[Python-Dev] PEP 476: Enabling certificate validation by default! (original) (raw)

Christian Heimes christian at python.org
Sun Aug 31 19:23:53 CEST 2014


On 31.08.2014 08:24, Nick Coghlan wrote:

To answer David's specific question, the existing knobs at the OpenSSL level (SSLCERTDIR and SSLCERTFILE ) let people add an internal CA, opt out of the default CA system, and trust specific self-signed certs.

This works only on Unix platforms iff SSL_CERT_DIR and SSL_CERT_FILE are both set to a non-empty string that points to non-existing files or something like /dev/null.

On Windows my enhancement will always cause the system trust store to kick in. There is currently no way to disable the Windows system store for ssl.create_default_context() and ssl._create_stdlib_context() with the functions' default arguments.

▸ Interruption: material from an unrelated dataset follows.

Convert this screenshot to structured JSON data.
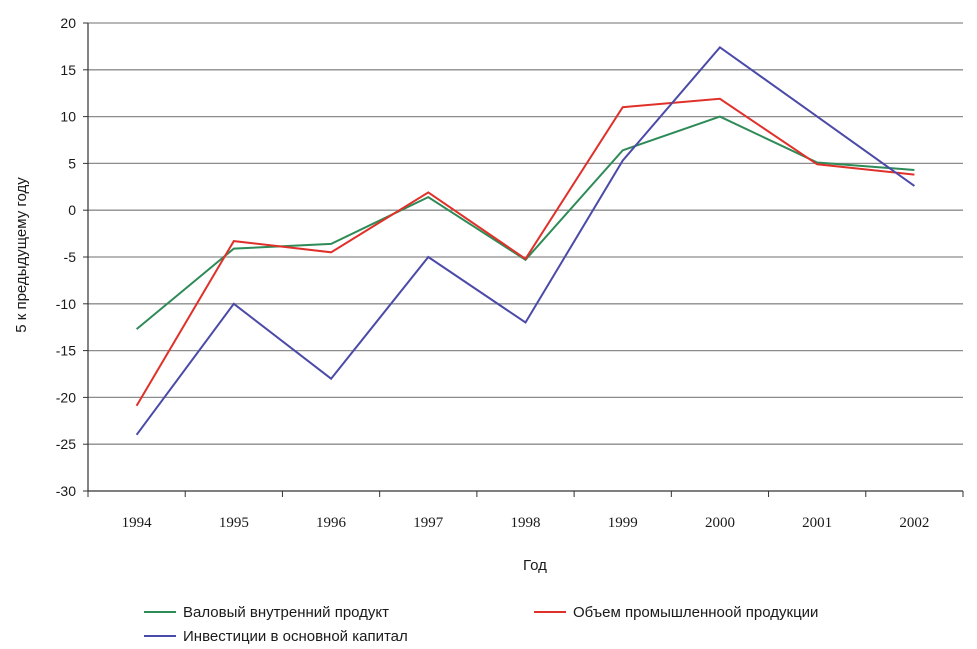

On Mac OS X the situation is even more obscure. Apple's OpenSSL binaries are using Apple's Trust Evaluation Agent. You have to set OPENSSL_X509_TEA_DISABLE=1 in order to prevent the agent from adding trusted certs from OSX key chain. Hynek Schlawack did a deep dive into it. https://hynek.me/articles/apple-openssl-verification-surprises/

A Python-specific user level cert store is something that could be developed as a PyPI library for Python 2.7.9+ and 3.4+ (Is cert management considered in scope for cryptography.io? If so, that could be a good home).

Python's SSL module is lacking some functionalities in order to implement a fully functional cert store.

https://www.openssl.org/docs/ssl/SSL_CTX_set_cert_verify_callback.html http://linux.die.net/man/3/x509_store_ctx_set_verify_cb /api/ssl.html#OpenSSL.SSL.Context.set_verify

There are probably some more things mising. An X509 object would help, too.